The special servicing rate on CMBS loans on industrial properties is again by far the lowest of any commercial property type covered. However, it moved 11 basis points higher this month, reaching 0.50 percent. The rate on lodging properties climbed 42 basis points to 7.84 percent. The special servicing rate on office properties once again had the largest gain for the month, jumping another 67 basis points to 12.58 percent. The rate for retail properties also rose significantly this month, climbing 30 basis points higher to 11.22 percent.

The history of the overall and multifamily CMBS special servicing rates as reported by Trepp since January 2020 is illustrated in the chart, below.

multifamily special service rate

The full Trepp special servicing rate report can be found here.

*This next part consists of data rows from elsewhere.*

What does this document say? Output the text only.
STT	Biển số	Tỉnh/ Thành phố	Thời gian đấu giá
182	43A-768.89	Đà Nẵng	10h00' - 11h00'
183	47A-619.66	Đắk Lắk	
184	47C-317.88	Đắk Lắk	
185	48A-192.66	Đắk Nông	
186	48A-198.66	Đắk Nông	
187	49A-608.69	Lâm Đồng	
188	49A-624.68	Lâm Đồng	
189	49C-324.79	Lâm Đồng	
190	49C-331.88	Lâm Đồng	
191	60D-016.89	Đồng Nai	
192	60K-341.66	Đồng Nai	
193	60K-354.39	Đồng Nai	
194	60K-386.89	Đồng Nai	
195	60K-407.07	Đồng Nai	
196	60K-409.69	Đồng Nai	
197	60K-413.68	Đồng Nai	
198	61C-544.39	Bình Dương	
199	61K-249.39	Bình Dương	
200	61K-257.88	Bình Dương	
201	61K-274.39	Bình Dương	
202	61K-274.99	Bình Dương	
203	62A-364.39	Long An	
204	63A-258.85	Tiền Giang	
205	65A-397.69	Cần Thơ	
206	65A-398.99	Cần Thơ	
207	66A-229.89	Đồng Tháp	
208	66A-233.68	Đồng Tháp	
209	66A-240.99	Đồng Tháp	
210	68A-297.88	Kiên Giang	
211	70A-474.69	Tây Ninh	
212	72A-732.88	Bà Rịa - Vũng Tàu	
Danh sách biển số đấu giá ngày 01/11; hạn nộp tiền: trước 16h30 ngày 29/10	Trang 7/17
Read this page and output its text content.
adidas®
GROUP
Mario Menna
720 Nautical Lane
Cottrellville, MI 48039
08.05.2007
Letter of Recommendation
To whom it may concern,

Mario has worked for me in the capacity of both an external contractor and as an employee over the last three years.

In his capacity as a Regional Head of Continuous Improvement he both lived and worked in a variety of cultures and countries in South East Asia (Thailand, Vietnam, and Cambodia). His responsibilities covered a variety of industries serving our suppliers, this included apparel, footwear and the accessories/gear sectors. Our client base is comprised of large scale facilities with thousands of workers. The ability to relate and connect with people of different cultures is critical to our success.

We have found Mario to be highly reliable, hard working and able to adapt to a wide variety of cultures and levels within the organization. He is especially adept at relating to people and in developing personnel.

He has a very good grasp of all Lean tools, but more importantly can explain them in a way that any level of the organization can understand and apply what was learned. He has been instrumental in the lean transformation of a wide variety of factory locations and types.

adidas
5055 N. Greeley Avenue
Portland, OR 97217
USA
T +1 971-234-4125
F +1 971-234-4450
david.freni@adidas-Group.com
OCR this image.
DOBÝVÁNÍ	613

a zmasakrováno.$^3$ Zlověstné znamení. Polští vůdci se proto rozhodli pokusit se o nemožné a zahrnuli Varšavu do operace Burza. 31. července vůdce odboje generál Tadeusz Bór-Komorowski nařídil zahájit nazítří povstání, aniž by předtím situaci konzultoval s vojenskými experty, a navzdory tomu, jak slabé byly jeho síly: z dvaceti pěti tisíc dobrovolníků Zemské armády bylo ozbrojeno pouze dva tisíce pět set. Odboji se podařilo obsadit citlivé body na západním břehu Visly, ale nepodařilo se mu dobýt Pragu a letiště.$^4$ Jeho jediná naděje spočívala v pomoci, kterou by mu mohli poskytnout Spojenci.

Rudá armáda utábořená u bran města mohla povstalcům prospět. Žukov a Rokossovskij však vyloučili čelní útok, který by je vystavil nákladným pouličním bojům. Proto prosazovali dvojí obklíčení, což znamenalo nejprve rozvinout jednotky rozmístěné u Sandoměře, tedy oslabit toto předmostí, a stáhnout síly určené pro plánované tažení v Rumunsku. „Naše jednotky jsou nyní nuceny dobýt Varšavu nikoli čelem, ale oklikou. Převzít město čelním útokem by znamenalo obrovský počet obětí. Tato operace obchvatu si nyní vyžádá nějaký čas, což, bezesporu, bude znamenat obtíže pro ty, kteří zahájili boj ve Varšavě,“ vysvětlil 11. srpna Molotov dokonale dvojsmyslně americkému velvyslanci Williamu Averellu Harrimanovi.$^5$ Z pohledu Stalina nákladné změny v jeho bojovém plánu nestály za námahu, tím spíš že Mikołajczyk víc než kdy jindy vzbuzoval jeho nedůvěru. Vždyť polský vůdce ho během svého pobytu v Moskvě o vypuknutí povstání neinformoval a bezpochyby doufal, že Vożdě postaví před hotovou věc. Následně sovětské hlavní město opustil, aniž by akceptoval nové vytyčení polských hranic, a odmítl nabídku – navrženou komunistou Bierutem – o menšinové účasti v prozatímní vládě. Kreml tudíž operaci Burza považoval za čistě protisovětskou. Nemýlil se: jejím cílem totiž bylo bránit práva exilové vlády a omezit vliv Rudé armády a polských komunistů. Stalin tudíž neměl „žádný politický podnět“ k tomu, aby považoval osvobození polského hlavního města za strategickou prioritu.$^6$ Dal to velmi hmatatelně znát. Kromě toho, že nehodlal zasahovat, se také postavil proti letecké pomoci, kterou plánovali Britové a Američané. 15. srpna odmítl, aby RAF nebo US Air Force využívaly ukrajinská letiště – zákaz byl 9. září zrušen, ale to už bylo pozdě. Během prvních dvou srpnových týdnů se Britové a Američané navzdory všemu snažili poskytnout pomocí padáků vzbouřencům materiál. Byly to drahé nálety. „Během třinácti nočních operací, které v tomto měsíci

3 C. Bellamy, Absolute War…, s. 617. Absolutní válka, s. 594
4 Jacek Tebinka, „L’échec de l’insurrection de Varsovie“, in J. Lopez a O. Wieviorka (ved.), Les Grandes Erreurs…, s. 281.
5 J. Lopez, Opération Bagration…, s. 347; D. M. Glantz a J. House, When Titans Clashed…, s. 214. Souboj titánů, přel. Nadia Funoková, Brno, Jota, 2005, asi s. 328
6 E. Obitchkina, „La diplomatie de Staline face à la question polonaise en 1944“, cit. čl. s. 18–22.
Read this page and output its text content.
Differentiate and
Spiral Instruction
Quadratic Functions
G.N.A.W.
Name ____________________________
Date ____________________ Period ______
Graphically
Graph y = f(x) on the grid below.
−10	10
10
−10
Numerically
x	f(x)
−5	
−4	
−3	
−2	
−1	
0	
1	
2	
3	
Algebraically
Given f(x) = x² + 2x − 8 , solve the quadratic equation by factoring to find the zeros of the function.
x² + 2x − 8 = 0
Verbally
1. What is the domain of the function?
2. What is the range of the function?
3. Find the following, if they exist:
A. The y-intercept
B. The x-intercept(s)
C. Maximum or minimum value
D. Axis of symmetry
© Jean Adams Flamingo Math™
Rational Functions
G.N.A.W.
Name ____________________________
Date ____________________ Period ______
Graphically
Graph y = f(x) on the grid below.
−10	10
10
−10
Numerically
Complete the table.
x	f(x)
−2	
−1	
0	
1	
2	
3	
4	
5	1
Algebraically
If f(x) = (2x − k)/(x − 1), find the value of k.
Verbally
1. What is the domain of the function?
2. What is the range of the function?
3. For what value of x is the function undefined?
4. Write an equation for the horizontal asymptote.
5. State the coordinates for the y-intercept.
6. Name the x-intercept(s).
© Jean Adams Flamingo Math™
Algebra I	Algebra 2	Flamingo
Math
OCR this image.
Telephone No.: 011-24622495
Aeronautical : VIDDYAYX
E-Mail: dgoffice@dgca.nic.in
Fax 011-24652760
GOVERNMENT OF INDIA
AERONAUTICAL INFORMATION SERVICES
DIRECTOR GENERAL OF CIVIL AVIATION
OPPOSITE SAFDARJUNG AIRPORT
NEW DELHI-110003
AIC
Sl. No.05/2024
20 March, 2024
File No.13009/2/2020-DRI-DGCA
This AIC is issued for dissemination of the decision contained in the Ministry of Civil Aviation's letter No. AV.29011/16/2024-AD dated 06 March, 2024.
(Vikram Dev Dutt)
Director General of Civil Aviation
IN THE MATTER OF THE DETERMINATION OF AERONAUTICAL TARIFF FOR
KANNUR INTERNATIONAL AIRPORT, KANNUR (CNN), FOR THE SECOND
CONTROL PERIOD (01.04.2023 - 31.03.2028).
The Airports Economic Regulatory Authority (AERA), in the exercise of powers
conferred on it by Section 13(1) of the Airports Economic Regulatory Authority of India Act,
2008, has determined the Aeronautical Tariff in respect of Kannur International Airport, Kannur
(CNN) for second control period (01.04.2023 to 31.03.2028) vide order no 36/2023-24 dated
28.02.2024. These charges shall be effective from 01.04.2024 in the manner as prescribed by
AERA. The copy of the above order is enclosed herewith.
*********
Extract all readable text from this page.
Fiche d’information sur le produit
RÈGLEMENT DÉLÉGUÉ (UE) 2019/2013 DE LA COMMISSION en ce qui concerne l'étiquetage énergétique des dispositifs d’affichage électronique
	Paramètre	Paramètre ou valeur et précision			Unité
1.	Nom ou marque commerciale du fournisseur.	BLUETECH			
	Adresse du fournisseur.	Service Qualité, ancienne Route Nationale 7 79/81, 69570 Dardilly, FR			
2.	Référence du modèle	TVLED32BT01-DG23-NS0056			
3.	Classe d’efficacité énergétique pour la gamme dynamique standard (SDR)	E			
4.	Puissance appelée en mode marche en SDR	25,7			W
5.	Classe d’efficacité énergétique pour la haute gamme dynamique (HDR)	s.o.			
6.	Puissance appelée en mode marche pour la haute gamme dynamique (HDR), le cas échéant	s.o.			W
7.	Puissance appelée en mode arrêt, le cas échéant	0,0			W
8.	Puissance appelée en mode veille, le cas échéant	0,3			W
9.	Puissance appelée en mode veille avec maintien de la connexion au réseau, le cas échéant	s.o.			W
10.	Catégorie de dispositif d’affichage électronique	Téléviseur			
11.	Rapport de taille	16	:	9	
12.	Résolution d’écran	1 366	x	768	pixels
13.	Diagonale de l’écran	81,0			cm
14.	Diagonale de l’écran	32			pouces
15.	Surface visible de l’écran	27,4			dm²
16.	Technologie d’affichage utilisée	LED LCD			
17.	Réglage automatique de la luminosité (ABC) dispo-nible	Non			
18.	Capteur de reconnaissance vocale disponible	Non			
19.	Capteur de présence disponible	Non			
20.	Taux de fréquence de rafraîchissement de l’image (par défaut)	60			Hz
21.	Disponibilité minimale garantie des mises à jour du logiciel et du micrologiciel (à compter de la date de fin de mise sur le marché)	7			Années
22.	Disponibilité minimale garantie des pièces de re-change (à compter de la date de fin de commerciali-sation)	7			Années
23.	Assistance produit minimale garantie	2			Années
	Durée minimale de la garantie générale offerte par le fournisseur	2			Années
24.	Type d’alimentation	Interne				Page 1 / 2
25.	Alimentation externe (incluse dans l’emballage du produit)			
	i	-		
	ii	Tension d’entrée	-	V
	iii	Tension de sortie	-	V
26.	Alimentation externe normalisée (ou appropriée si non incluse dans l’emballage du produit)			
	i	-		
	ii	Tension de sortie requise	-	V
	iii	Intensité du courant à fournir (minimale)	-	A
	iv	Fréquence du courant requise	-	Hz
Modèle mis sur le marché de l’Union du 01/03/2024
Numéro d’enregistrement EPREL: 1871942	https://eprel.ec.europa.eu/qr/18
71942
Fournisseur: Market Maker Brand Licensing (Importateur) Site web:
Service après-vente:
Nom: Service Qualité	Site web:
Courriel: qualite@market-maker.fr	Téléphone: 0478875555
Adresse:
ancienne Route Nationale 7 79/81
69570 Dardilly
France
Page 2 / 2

Loan loss severity nearly unchanged

Trepp also recently reported on the volume and severity of loan losses on CMBS loans which were resolved in September. However, it does not break down this data by the type of property covered by the loans. The history of this data since August 2022 is shown in the next chart, which shows the average loss incurred per resolved loan along with the average percentage of a resolved loan’s value that was lost during resolution.

loan loss severity

The chart shows that the severity of CMBS loan losses was nearly unchanged in September at 55.26 percent, although the average loss per loan rose to $9.3 million. The number of loans resolving in the September rose from 9 to 15. The total dollar value of the loans that resolved rebounded to $139.5 million, slightly less than the monthly average of $169.2 million over the last 12 months.

Since monthly loan loss data can be volatile, Trepp also reports on the 12-month trailing average loss severity. This figure reached 65.97 percent this month, up from 65.29 percent last month. A year ago, it was 52.71 percent. The September loan loss severity report can be found here.